A long-lived Node/TypeScript process that runs the Claude Agent SDK inside a sandbox (one container per agent) and bridges it to the Jungle backend over a single outbound WebSocket. The protocol is defined in ../docs/runner-protocol.md. The jungle-agents CLI/daemon (self-hosted) additionally speaks the host-control protocol and spawns one of these runner processes per agent assigned to the device.

What it does

  • Dials out to JUNGLE_BACKEND_WS?token=JUNGLE_RUNNER_TOKEN, sends hello, receives configure.
  • Queues enqueued messages and feeds them to the SDK in batches at turn boundaries via streaming input.
  • Forwards every SDK stream message verbatim as event frames.
  • Exposes the send_message custom tool (in-process SDK MCP server jungle); the handler forwards a send_message frame and awaits send_message_result (60s timeout).
  • Routes tool confirmations through confirm_request / confirm_result (canUseTool).
  • Applies set_permission_mode immediately; applies set_model at the next turn boundary (ends the current query(), starts a new one with resume: sessionId and the new model).
  • Reconnects with backoff and persists sessionId in /workspace/.jungle/state.json so agent memory survives restarts.

Env

| var | meaning | |---|---| | JUNGLE_BACKEND_WS | backend WS base URL (?token= is appended) | | JUNGLE_RUNNER_TOKEN | per-agent secret | | ANTHROPIC_API_KEY | consumed by the SDK | | JUNGLE_AGENT_ID | informational; sent in hello (default unknown) | | JUNGLE_WORKSPACE | agent cwd (default /workspace; override for host testing) | | JUNGLE_STATE_DIR | state dir (default /workspace/.jungle) |

Build & run

npm install
npm run build      # sync protocol from shared, then tsc -> dist/
npm start          # node dist/index.js

src/protocol.ts is generatednpm run build first runs scripts/sync-protocol.mjs, which copies the source of truth at ../shared/src/runner-protocol.ts (the backend imports the same types from @jungle/shared). Edit the shared file, not src/protocol.ts. In an isolated checkout without the workspace the sync is a no-op and the committed copy is used, so the Docker build (which builds dist/ outside the image) is unaffected.

Docker

npm run build
sudo docker build -t jungle-runner:dev .
sudo docker run --rm \
  -e ANTHROPIC_API_KEY=... \
  -e JUNGLE_BACKEND_WS=ws://host:port/api/runner \
  -e JUNGLE_RUNNER_TOKEN=... \
  --add-host=host.docker.internal:host-gateway \
  -v <agent-volume>:/workspace \
  jungle-runner:dev

Runs as unprivileged user agent; the entrypoint fixes /workspace ownership as root then drops privileges via gosu. Session transcripts and git creds live under /workspace so memory survives container recreation.

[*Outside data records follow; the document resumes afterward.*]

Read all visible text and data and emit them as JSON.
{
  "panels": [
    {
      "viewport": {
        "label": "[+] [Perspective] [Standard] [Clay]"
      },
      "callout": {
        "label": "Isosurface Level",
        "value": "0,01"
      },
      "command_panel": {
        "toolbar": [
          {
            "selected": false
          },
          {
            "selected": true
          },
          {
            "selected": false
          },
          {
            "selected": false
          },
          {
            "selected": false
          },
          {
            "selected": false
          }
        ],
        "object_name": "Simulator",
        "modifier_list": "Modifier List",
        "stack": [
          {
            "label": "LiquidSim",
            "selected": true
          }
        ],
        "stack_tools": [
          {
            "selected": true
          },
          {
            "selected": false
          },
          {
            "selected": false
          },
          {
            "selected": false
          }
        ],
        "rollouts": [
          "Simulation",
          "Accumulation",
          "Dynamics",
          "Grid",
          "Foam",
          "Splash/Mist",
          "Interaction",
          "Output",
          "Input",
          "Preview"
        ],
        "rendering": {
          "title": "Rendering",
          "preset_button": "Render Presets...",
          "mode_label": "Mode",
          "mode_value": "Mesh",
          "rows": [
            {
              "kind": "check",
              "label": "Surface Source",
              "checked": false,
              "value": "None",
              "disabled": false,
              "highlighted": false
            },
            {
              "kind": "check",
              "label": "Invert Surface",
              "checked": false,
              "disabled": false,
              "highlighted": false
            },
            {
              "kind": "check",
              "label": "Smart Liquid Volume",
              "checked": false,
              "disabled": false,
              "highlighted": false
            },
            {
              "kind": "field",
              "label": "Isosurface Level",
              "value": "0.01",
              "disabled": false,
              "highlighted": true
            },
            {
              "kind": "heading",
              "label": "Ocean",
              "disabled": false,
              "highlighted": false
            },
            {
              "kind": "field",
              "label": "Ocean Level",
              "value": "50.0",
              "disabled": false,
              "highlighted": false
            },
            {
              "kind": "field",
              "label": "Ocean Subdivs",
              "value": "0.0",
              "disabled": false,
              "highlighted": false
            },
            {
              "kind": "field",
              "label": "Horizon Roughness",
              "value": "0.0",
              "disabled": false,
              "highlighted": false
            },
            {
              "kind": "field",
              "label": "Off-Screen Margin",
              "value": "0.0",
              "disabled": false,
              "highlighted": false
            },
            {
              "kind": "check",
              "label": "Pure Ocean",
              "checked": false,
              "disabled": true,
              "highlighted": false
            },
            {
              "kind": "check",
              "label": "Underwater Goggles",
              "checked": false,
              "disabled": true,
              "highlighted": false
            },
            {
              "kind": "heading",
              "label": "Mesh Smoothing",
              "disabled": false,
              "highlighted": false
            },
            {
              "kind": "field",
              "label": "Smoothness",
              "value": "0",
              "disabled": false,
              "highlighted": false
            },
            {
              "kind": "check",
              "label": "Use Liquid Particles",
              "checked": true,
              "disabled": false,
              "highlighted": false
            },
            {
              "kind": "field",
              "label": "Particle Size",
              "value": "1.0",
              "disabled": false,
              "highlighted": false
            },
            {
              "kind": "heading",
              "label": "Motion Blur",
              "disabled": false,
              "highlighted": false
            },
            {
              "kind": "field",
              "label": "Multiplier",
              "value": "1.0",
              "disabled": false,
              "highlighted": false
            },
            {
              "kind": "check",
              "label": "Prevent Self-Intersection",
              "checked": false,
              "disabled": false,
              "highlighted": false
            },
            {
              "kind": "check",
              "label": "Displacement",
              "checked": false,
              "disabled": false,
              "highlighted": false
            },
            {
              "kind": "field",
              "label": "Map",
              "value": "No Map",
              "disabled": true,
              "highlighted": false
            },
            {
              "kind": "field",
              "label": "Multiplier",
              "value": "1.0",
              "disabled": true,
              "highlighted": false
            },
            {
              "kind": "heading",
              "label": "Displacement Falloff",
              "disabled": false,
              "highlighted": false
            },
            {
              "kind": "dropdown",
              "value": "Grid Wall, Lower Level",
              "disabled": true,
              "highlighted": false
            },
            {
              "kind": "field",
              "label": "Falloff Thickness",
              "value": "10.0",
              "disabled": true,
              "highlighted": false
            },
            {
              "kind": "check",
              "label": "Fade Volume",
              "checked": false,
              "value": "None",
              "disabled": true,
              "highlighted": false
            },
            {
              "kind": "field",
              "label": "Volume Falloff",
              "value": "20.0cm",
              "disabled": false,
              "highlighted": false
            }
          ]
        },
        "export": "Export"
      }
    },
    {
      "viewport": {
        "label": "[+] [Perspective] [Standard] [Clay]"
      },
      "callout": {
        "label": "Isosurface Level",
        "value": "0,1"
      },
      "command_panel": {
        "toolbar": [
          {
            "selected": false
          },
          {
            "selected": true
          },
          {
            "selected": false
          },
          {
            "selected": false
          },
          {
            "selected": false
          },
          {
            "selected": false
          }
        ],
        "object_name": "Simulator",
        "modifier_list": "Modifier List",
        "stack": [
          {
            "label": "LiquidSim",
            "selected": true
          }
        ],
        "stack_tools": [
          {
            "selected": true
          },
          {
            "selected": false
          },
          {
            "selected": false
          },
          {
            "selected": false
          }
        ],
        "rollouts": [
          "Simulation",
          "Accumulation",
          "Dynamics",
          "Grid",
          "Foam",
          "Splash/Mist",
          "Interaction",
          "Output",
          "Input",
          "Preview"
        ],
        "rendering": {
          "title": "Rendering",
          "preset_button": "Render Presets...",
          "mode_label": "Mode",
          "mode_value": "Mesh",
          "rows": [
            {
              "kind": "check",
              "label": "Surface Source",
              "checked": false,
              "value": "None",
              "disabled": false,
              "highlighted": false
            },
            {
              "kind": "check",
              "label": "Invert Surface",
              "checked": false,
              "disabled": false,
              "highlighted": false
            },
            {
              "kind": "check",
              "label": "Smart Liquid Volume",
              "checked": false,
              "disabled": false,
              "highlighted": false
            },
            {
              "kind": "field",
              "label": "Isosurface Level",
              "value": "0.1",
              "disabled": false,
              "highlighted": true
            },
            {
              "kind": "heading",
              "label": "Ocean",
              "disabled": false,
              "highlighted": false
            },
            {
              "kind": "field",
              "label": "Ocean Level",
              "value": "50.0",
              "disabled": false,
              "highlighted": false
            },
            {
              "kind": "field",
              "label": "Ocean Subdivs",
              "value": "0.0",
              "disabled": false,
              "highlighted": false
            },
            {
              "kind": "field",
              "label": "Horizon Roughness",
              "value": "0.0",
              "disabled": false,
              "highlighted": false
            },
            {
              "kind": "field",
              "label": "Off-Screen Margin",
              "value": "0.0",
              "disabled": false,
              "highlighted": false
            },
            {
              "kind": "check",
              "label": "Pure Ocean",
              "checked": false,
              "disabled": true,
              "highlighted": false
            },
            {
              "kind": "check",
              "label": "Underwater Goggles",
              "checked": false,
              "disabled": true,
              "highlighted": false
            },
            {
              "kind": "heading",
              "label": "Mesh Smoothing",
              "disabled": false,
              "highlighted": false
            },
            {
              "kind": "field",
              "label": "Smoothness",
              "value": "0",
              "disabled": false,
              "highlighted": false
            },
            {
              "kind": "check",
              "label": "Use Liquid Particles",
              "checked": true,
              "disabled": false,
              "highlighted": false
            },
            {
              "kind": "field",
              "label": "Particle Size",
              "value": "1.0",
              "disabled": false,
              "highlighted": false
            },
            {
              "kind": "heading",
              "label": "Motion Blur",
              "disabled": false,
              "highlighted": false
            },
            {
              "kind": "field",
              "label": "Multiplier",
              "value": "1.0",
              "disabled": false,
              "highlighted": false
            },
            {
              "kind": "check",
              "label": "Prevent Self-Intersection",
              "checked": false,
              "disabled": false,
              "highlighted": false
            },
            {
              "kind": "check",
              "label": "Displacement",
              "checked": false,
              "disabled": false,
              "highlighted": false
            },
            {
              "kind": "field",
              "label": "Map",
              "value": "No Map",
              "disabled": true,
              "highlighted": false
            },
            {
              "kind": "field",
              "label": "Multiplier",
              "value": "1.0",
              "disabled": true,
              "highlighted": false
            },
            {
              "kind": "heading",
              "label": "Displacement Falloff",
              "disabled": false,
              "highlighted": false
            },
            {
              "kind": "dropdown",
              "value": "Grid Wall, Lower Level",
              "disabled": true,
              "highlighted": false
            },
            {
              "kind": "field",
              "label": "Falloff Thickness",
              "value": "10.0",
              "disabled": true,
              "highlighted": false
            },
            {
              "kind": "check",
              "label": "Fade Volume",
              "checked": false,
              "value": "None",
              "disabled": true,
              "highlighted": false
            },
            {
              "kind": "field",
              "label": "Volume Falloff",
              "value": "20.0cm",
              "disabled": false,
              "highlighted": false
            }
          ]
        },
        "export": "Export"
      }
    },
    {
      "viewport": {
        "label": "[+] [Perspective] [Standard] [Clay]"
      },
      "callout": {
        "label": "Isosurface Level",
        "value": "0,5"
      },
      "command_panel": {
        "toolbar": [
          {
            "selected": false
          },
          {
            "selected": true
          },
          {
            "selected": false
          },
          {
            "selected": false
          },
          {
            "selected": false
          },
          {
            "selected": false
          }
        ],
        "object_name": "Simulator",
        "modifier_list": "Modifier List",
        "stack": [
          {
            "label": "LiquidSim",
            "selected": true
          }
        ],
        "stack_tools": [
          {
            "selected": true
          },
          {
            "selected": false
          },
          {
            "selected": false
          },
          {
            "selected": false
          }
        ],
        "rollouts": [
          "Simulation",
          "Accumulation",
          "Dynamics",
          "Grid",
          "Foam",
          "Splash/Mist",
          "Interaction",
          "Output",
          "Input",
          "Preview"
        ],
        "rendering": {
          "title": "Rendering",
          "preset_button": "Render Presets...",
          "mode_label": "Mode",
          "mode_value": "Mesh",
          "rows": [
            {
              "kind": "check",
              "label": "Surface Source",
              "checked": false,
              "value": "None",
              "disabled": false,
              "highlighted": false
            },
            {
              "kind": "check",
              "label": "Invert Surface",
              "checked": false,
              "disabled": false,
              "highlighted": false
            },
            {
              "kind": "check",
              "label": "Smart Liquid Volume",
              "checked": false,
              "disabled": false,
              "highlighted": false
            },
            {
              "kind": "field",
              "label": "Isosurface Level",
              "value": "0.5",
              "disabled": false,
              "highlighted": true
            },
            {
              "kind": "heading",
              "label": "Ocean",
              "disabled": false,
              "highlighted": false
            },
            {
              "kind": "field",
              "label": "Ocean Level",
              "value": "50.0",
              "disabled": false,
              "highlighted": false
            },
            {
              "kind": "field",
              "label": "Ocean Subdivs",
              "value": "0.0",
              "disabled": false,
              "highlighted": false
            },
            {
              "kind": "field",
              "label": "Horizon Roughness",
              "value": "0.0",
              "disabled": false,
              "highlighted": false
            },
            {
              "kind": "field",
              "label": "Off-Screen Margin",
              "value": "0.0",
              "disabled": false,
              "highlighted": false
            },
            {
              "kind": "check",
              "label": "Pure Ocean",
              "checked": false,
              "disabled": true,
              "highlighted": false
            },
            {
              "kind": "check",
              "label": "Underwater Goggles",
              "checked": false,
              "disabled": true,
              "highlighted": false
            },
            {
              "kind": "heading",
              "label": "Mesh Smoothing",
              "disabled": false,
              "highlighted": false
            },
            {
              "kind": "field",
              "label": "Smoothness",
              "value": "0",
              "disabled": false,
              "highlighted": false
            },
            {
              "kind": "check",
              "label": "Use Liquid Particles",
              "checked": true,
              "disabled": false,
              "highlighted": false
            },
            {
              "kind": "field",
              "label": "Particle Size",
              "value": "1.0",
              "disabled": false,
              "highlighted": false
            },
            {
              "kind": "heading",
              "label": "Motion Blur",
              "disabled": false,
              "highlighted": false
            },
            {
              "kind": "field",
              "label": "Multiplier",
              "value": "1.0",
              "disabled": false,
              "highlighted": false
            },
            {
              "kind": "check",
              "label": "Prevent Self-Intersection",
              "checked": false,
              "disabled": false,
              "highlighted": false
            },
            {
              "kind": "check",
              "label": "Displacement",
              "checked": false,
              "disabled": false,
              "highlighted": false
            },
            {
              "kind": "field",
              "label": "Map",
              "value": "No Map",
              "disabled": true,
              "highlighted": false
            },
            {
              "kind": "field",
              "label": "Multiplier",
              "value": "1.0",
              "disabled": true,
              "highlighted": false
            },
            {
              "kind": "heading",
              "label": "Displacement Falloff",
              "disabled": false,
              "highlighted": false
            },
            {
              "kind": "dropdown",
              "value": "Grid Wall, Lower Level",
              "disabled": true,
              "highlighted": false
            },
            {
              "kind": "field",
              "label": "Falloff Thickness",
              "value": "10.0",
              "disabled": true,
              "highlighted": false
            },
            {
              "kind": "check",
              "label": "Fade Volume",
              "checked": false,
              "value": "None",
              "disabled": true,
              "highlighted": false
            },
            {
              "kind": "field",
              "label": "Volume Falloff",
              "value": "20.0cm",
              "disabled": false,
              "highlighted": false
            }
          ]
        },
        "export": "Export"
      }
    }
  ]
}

Deploying a new runner image (Fly)

node scripts/deploy-fly-runner.mjs   # build + push registry.fly.io/jungle-runners:v1, then update every machine

Pushing the tag is not enough. Fly pins the resolved image digest per machine at create/update time, so a rebuilt :v1 only reaches a machine when that machine is updated — a plain wake (provisioner.start) reuses the old pinned digest and keeps running the old code. The deploy script does the machine-update step for every agent (and FlyProvisioner.redeploy() does it for one). Skip the build/push and only roll out an already-pushed image with --rollout.

Testing

# terminal 1 — mock backend (scenarios: b, c, d, e-seed, e, f, full)
PORT=8790 JUNGLE_TOKEN=test-secret JUNGLE_SCENARIO=b npm run mock

# terminal 2 — runner on the host against the mock
JUNGLE_BACKEND_WS=ws://127.0.0.1:8790/api/runner bash test/run-host.sh

test/run-host.sh loads ANTHROPIC_API_KEY from the repo-root .env and points JUNGLE_WORKSPACE at /tmp/jungle-ws so the SDK has a real cwd on the host.